My muscle memory often confuses a and e with one another, even when I actively think about which letter I mean to press (as accidentally demonstrated one time when I was talking about how I liked the sax in music), and I sometimes confuse the verb suffixes of -d and -s, like I just did with "suffixes", even though suffix isn't a verb. Plural nouns aren't safe, and I think that's also true of just normal words that end in s. Come to think of it, I mess up a lot with suffixes, like typing a d at the end of a noun that happens to end with e. It makes no sensed but I do it.
And then there's two-letter words/abbreviations and accidentally typing them so fast that I type the second letter before the first one.
Also, typing a semicolon when it;s supposed to be an apostrophe.
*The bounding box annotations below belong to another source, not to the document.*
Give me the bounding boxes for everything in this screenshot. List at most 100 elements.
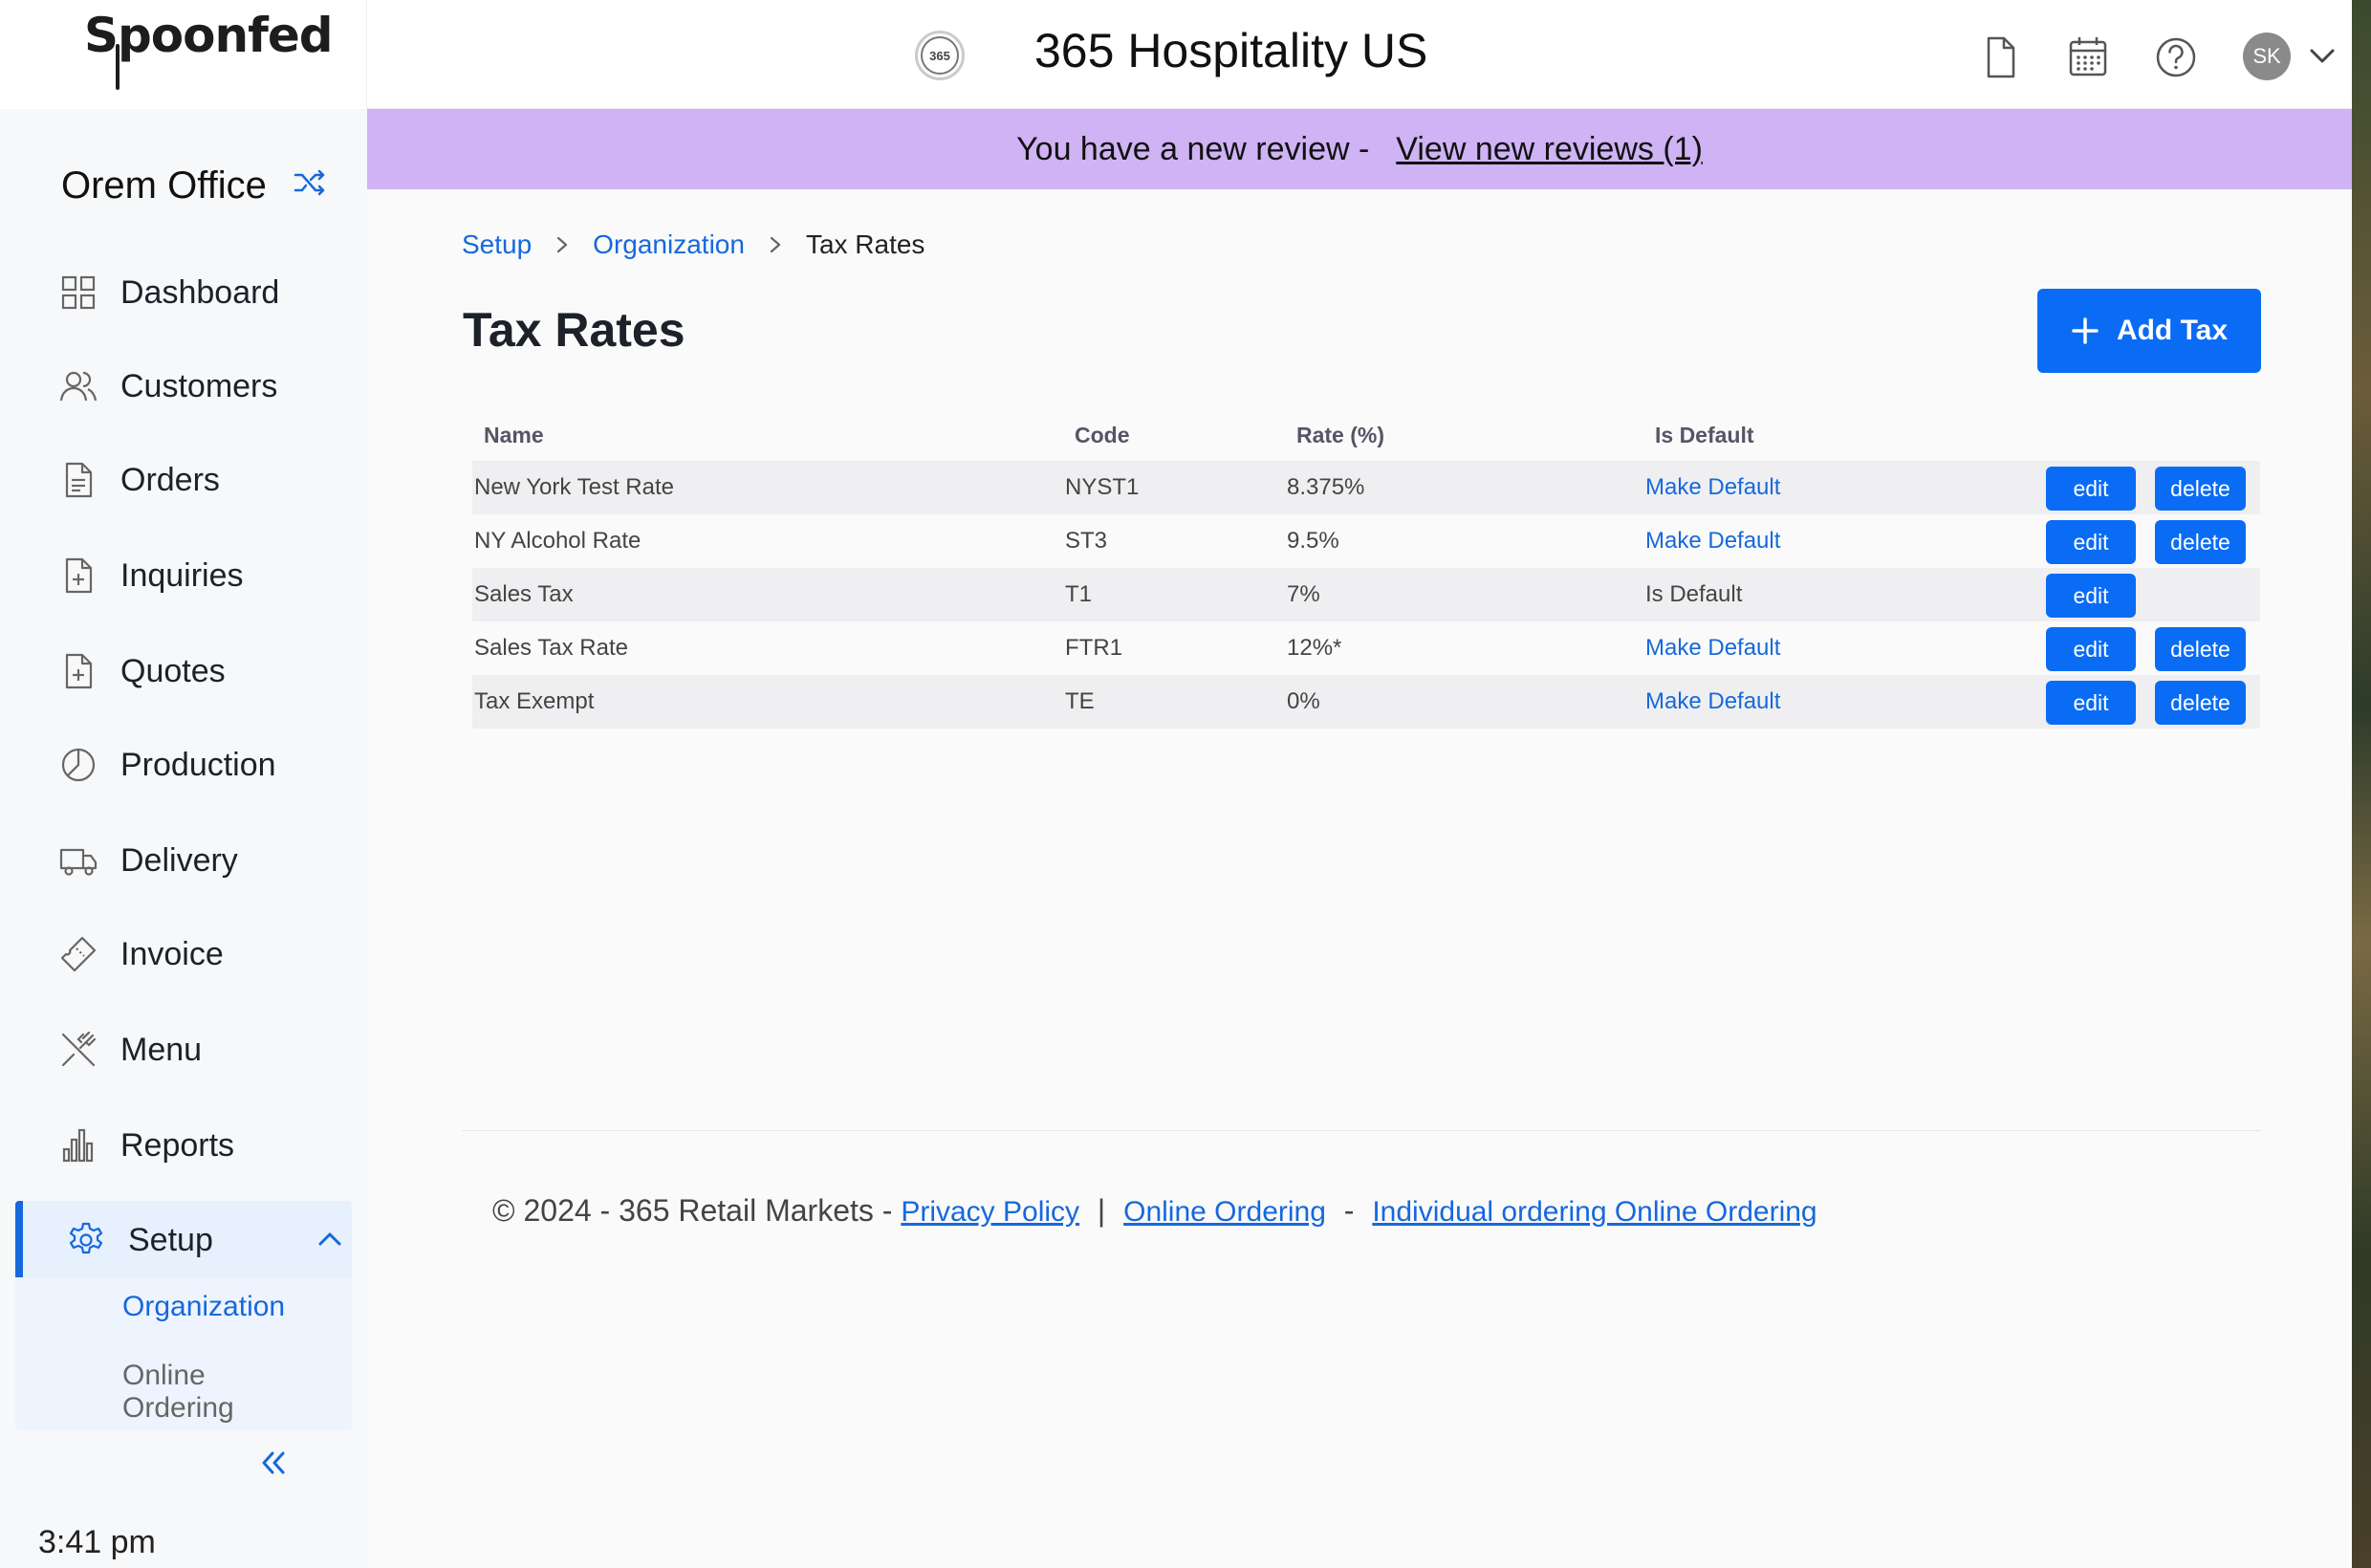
sidebar-item-invoice[interactable]: Invoice — [0, 916, 352, 992]
online-ordering-link[interactable]: Online Ordering — [1123, 1196, 1326, 1228]
footer-copyright: © 2024 - 365 Retail Markets - — [492, 1193, 893, 1228]
sidebar-item-inquiries[interactable]: Inquiries — [0, 537, 352, 614]
page-title: Tax Rates — [463, 303, 685, 357]
view-reviews-link[interactable]: View new reviews (1) — [1396, 130, 1703, 167]
sidebar-item-delivery[interactable]: Delivery — [0, 822, 352, 899]
make-default-link[interactable]: Make Default — [1645, 474, 1781, 500]
brand-logo-area[interactable]: Spoonfed — [0, 0, 367, 109]
cell-code: T1 — [1065, 581, 1093, 607]
table-header: Name Code Rate (%) Is Default — [472, 415, 2260, 461]
office-name: Orem Office — [61, 164, 267, 207]
edit-button[interactable]: edit — [2046, 627, 2136, 671]
calendar-icon[interactable] — [2067, 34, 2109, 80]
bar-chart-icon — [62, 1128, 94, 1163]
sidebar-item-customers[interactable]: Customers — [0, 348, 352, 425]
sidebar-item-label: Dashboard — [120, 273, 280, 311]
sidebar-item-menu[interactable]: Menu — [0, 1012, 352, 1088]
shuffle-icon[interactable] — [293, 168, 327, 197]
avatar[interactable]: SK — [2243, 33, 2291, 80]
table-row: New York Test Rate NYST1 8.375% Make Def… — [472, 461, 2260, 514]
add-tax-button[interactable]: Add Tax — [2037, 289, 2261, 373]
org-logo: 365 — [915, 31, 965, 80]
cell-name: Sales Tax Rate — [474, 635, 628, 661]
document-icon[interactable] — [1979, 34, 2021, 80]
table-row: NY Alcohol Rate ST3 9.5% Make Default ed… — [472, 514, 2260, 568]
help-icon[interactable] — [2155, 34, 2197, 80]
make-default-link[interactable]: Make Default — [1645, 688, 1781, 714]
edit-button[interactable]: edit — [2046, 520, 2136, 564]
review-banner: You have a new review - View new reviews… — [367, 109, 2352, 189]
sidebar-item-reports[interactable]: Reports — [0, 1107, 352, 1184]
sidebar: Orem Office Dashboard Customers Orders I… — [0, 109, 367, 1568]
cell-name: Sales Tax — [474, 581, 574, 607]
sidebar-item-quotes[interactable]: Quotes — [0, 633, 352, 709]
cell-rate: 0% — [1287, 688, 1320, 714]
edit-button[interactable]: edit — [2046, 467, 2136, 511]
breadcrumb-organization[interactable]: Organization — [593, 229, 745, 259]
sidebar-item-label: Delivery — [120, 841, 238, 879]
column-header-name: Name — [484, 423, 544, 447]
org-logo-text: 365 — [929, 48, 950, 63]
sidebar-item-label: Customers — [120, 367, 278, 404]
main-content: Setup Organization Tax Rates Tax Rates A… — [367, 189, 2352, 1568]
make-default-link[interactable]: Make Default — [1645, 635, 1781, 661]
delete-button[interactable]: delete — [2155, 681, 2246, 725]
delete-button[interactable]: delete — [2155, 520, 2246, 564]
gear-icon — [69, 1222, 103, 1254]
footer-separator: - — [1343, 1193, 1355, 1228]
users-icon — [59, 371, 98, 402]
top-header: 365 365 Hospitality US SK — [367, 0, 2352, 109]
make-default-link[interactable]: Make Default — [1645, 528, 1781, 554]
sidebar-item-production[interactable]: Production — [0, 727, 352, 803]
sidebar-item-setup[interactable]: Setup — [15, 1201, 352, 1279]
footer-separator: | — [1097, 1193, 1106, 1228]
breadcrumb: Setup Organization Tax Rates — [462, 229, 924, 260]
table-row: Sales Tax Rate FTR1 12%* Make Default ed… — [472, 621, 2260, 675]
grid-icon — [61, 275, 96, 310]
table-row: Sales Tax T1 7% Is Default edit — [472, 568, 2260, 621]
edit-button[interactable]: edit — [2046, 574, 2136, 618]
file-plus-icon — [65, 653, 93, 689]
sidebar-item-dashboard[interactable]: Dashboard — [0, 254, 352, 331]
column-header-rate: Rate (%) — [1296, 423, 1385, 447]
add-tax-label: Add Tax — [2116, 315, 2229, 346]
chevron-up-icon[interactable] — [315, 1228, 344, 1251]
sidebar-item-orders[interactable]: Orders — [0, 442, 352, 518]
cell-name: NY Alcohol Rate — [474, 528, 642, 554]
cell-rate: 8.375% — [1287, 474, 1365, 500]
submenu-item-online-ordering[interactable]: Online Ordering — [122, 1360, 234, 1424]
cell-code: TE — [1065, 688, 1095, 714]
document-icon — [65, 462, 93, 498]
breadcrumb-current: Tax Rates — [805, 229, 925, 259]
tax-rates-table: Name Code Rate (%) Is Default New York T… — [472, 415, 2260, 729]
chevron-right-icon — [770, 236, 781, 253]
footer-divider — [462, 1130, 2261, 1131]
sidebar-item-label: Production — [120, 746, 276, 783]
pie-icon — [61, 748, 96, 782]
ticket-icon — [60, 936, 97, 972]
sidebar-item-label: Orders — [120, 461, 220, 498]
org-name: 365 Hospitality US — [1034, 24, 1428, 77]
table-row: Tax Exempt TE 0% Make Default edit delet… — [472, 675, 2260, 729]
setup-submenu: Organization Online Ordering — [15, 1277, 352, 1430]
individual-ordering-link[interactable]: Individual ordering Online Ordering — [1372, 1196, 1817, 1228]
footer: © 2024 - 365 Retail Markets - Privacy Po… — [492, 1193, 1817, 1229]
plus-icon — [2072, 317, 2099, 344]
cell-code: ST3 — [1065, 528, 1108, 554]
submenu-item-organization[interactable]: Organization — [122, 1291, 286, 1322]
delete-button[interactable]: delete — [2155, 627, 2246, 671]
sidebar-item-label: Reports — [120, 1126, 235, 1164]
avatar-initials: SK — [2252, 44, 2281, 68]
delete-button[interactable]: delete — [2155, 467, 2246, 511]
breadcrumb-setup[interactable]: Setup — [462, 229, 533, 259]
privacy-policy-link[interactable]: Privacy Policy — [901, 1196, 1080, 1228]
edit-button[interactable]: edit — [2046, 681, 2136, 725]
cell-rate: 9.5% — [1287, 528, 1339, 554]
spoon-icon — [116, 44, 120, 90]
cell-name: New York Test Rate — [474, 474, 675, 500]
collapse-sidebar-icon[interactable] — [256, 1446, 291, 1480]
sidebar-item-label: Quotes — [120, 652, 226, 689]
is-default-label: Is Default — [1645, 581, 1743, 607]
file-plus-icon — [65, 557, 93, 594]
chevron-down-icon[interactable] — [2308, 44, 2337, 67]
On the subject of pronunciation, when I was little, I would sometimes get ready to say "this", or "that", but couldn't decide which because I was thinking (i.e. changing my mind) faster than I could keep up with, and this one second of constant switching would result in me saying "thit". Not sure if I ever said "thit's".
ffffff why can i never be concise
EDIT:
Very glad that my own is only 5 letters long.
Mine's three!
On the opposite end of the spectrum, mine's 15 and I spell it just fine. Then again, it's two words and I always hyphenate them, which kinda molds onto the first letter of the second last name. It usually ends up looking less like a hyphen and more like I just wrote a fancy-ish W (even when I'm just writing the initials).